We can consider row-wise cyclic partition to fix the problem. See figure below. In this case, the CPUs will have less work as the value of $k$ increases, but amount of work will be better distributed than with the previous row block partition.

No description has been provided for this image

Static vs dynamic load balancing¶

Load balancing is the process of distributing work to processors uniformly with the aim to efficiently exploit a parallel system. There are two key forms of load balancing: Static and dynamic load balancing.

  • Static load balancing the work distribution strategy is based on prior information of the algorithm and it does not depend on runtime values.
  • Dynamic load balancing the work distribution strategy is based on runtime values.

Static load balancing is often used in algorithms for which the load distribution is known in advance and it does not depend on runtime values. On the other hand, dynamic load balancing is often needed in problems in which the work distribution cannot be predicted in advance and depends on runtime values.

Question: Using a cyclic partition for Gaussian elimination, is a form of static or dynamic load balancing?
In [ ]:
ge_lb_answer()

Data dependencies¶

Using a cyclic partition, we managed to distribute the work uniformly. But we still need to study the data dependencies in order to implement this algorithm in parallel efficiently.

Look again to the algorithm

n,m = size(B)
for k in 1:n
    for t in (k+1):m
        B[k,t] =  B[k,t]/B[k,k]
    end
    B[k,k] = 1
    for i in (k+1):n 
        for j in (k+1):m
            B[i,j] = B[i,j] - B[i,k]*B[k,j]
        end
        B[i,k] = 0
    end
end

Note that all updates on the loop over i and j we do the following:

B[i,j] = B[i,j] - B[i,k]*B[k,j]

As we are using row-wise partitions, the CPU that updates B[i,j] will also have entry B[i,k] in memory (both are in the same row). However, B[k,j] is in another row and it might be located on another processor. We might need to communicate B[k,j] for j=(k+1):m. This corresponds to the cells marked in red in the figure below. These red entries are the data dependencies of this algorithm. The owner of these entries has to send them to the other processors. This is very similar to the communication pattern seen in previous notebook for Floyd's algorithm. There is a key difference however. In the current case, we do not need to send the full row, only the entries beyond column $k$ (the red cells in the figure).

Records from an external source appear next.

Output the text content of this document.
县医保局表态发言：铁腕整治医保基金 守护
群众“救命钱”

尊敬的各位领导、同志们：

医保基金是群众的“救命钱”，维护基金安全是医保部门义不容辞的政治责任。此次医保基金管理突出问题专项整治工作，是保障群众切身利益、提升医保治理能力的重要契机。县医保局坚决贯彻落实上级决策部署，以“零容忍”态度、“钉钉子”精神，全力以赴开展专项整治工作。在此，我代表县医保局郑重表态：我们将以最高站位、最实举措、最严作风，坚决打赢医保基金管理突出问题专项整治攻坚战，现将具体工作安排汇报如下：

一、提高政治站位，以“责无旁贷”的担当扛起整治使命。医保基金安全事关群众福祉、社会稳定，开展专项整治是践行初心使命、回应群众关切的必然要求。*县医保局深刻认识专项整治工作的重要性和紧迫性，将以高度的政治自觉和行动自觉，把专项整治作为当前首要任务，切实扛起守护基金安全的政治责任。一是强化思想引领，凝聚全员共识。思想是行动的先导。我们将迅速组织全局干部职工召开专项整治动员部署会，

No description has been provided for this image

Parallel implementation¶

At iteration $k$,

  1. The CPU owning row $k$ does the loop over $t$ to update row $k$.
  2. The CPU owning row $k$ sets $B_{kk} = 1$.
  3. This CPU sends the red cells in figure above to the other processors.
  4. All processors receive the updated values in row $k$ and do the loop over i and j locally (blue cells).

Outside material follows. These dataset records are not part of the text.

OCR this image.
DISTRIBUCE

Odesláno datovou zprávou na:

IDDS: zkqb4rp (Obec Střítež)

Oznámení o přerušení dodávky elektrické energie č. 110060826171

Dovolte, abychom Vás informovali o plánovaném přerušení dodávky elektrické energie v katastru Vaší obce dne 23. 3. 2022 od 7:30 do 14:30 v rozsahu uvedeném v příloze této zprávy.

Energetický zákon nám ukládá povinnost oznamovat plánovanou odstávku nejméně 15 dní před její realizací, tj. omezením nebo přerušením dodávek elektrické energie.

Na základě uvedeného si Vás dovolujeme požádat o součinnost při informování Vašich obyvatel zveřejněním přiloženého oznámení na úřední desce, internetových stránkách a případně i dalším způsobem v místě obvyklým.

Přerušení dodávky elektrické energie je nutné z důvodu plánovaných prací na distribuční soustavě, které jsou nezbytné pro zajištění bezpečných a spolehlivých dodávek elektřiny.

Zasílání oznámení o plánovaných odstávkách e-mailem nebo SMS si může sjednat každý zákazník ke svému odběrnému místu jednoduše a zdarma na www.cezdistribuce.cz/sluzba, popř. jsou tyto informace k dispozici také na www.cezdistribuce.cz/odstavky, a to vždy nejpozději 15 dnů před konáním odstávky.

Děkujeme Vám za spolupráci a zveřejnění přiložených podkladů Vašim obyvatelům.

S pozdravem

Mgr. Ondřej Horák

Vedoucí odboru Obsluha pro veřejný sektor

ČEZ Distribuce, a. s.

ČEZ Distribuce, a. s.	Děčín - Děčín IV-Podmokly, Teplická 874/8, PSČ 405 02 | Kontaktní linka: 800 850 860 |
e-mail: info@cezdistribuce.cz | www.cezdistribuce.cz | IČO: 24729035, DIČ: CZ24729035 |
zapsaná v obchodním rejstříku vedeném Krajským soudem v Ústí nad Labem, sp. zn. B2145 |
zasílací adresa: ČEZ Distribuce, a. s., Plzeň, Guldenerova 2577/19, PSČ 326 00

As you probably see, the parallel implementation of this method is closely related to Floyd's algorithm. But there are some differences.

  1. The process that owns row $k$ updates its values before sending them.
  2. We do not send the full row $k$, only the entries beyond column $k$.
  3. We need a cyclic partition to balance the load properly.

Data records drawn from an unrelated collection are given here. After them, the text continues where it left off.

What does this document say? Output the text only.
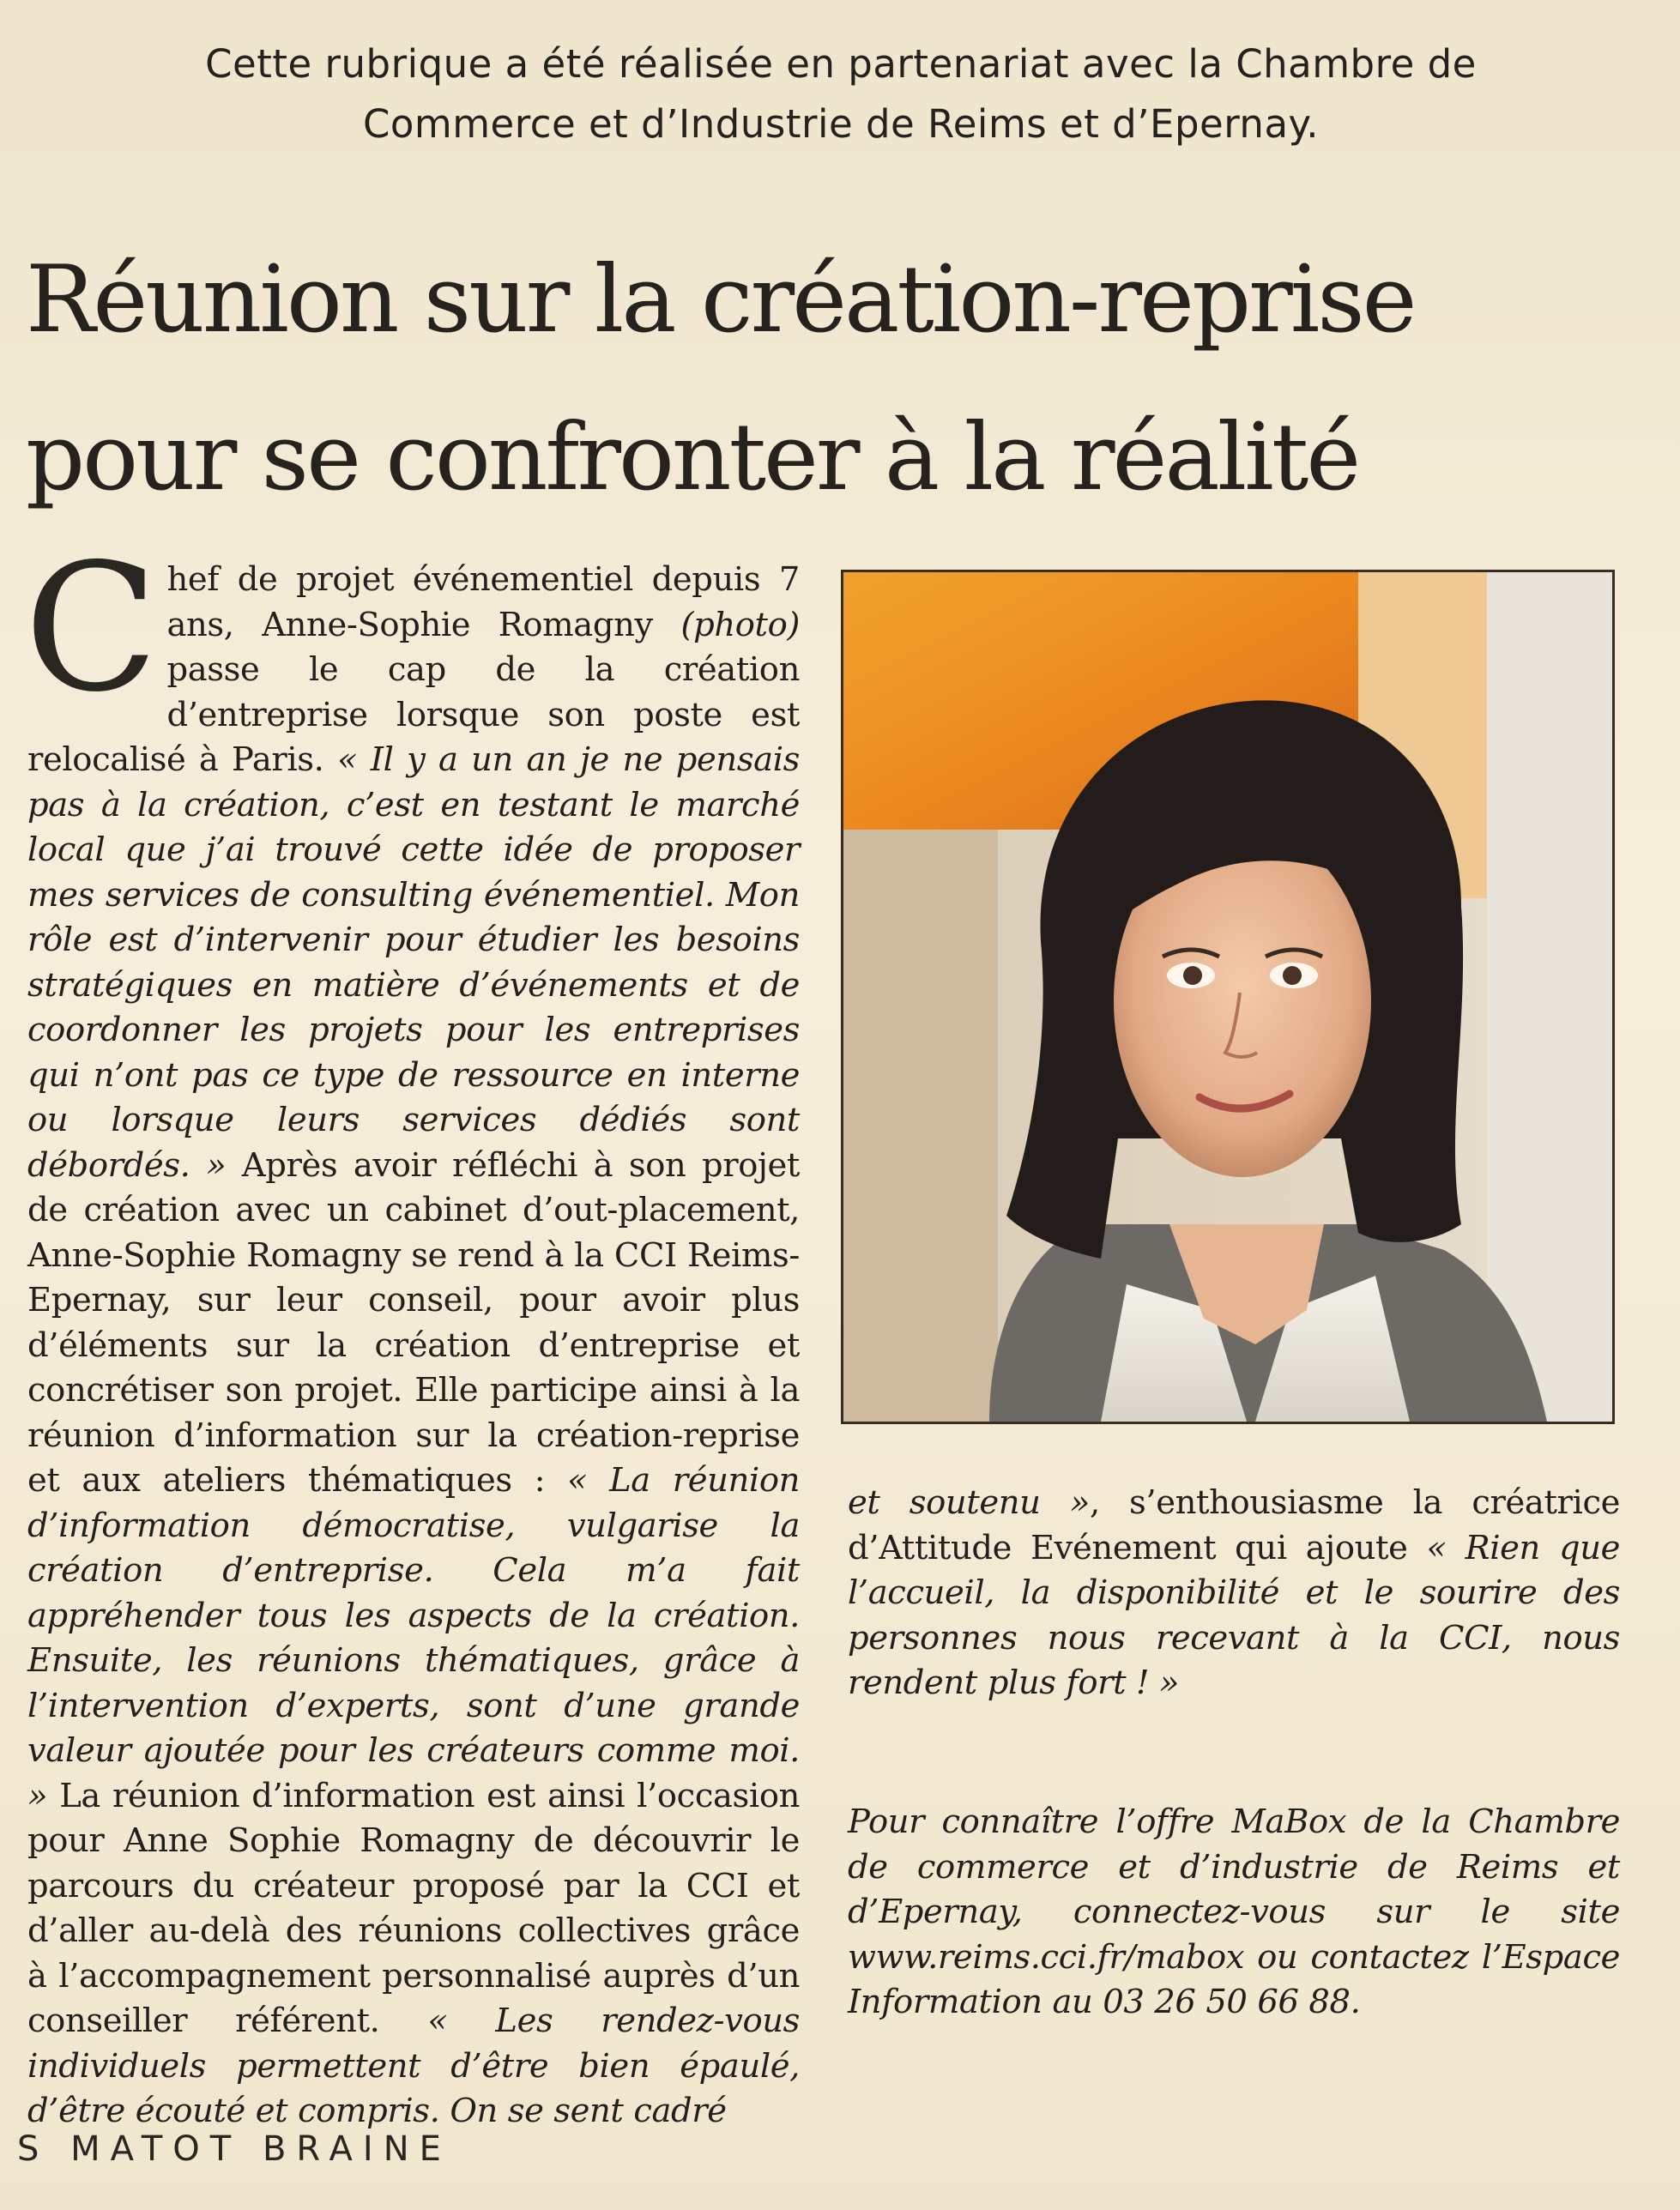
Cette rubrique a été réalisée en partenariat avec la Chambre de
Commerce et d’Industrie de Reims et d’Epernay.
Réunion sur la création-reprise
pour se confronter à la réalité
Chef de projet événementiel depuis 7 ans, Anne-Sophie Romagny (photo) passe le cap de la création d’entreprise lorsque son poste est relocalisé à Paris. « Il y a un an je ne pensais pas à la création, c’est en testant le marché local que j’ai trouvé cette idée de proposer mes services de consulting événementiel. Mon rôle est d’intervenir pour étudier les besoins stratégiques en matière d’événements et de coordonner les projets pour les entreprises qui n’ont pas ce type de ressource en interne ou lorsque leurs services dédiés sont débordés. » Après avoir réfléchi à son projet de création avec un cabinet d’out-placement, Anne-Sophie Romagny se rend à la CCI Reims-Epernay, sur leur conseil, pour avoir plus d’éléments sur la création d’entreprise et concrétiser son projet. Elle participe ainsi à la réunion d’information sur la création-reprise et aux ateliers thématiques : « La réunion d’information démocratise, vulgarise la création d’entreprise. Cela m’a fait appréhender tous les aspects de la création. Ensuite, les réunions thématiques, grâce à l’intervention d’experts, sont d’une grande valeur ajoutée pour les créateurs comme moi. » La réunion d’information est ainsi l’occasion pour Anne Sophie Romagny de découvrir le parcours du créateur proposé par la CCI et d’aller au-delà des réunions collectives grâce à l’accompagnement personnalisé auprès d’un conseiller référent. « Les rendez-vous individuels permettent d’être bien épaulé, d’être écouté et compris. On se sent cadré
et soutenu », s’enthousiasme la créatrice d’Attitude Evénement qui ajoute « Rien que l’accueil, la disponibilité et le sourire des personnes nous recevant à la CCI, nous rendent plus fort ! »
Pour connaître l’offre MaBox de la Chambre de commerce et d’industrie de Reims et d’Epernay, connectez-vous sur le site www.reims.cci.fr/mabox ou contactez l’Espace Information au 03 26 50 66 88.
S MATOT BRAINE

A key similarity between the two algorithms, however, is that they both suffer from synchronization problems. We need to make sure that the rows arrive in the right order. The strategies discussed for Floyd's algorithm also apply in this current case.

The actual implementation of the parallel algorithm is left as an open exercise.

Conclusion¶

We studied the parallelization of an algorithm that leads to load imbalance. We fixed the problem using a cyclic partition. This is a form of static load balancing since we were able to distribute the load in advance without using runtime values. This is opposed to dynamic load balancing which can schedule loads flexibly during runtime. Note however that cyclic partitioning is not suitable for all communication patterns. For example, it can lead to a large communication overhead in the parallel Jacobi method, since the computation of each value depends on its neighboring elements.

License¶

This notebook is part of the course Programming Large Scale Parallel Systems at Vrije Universiteit Amsterdam and may be used under a CC BY 4.0 license.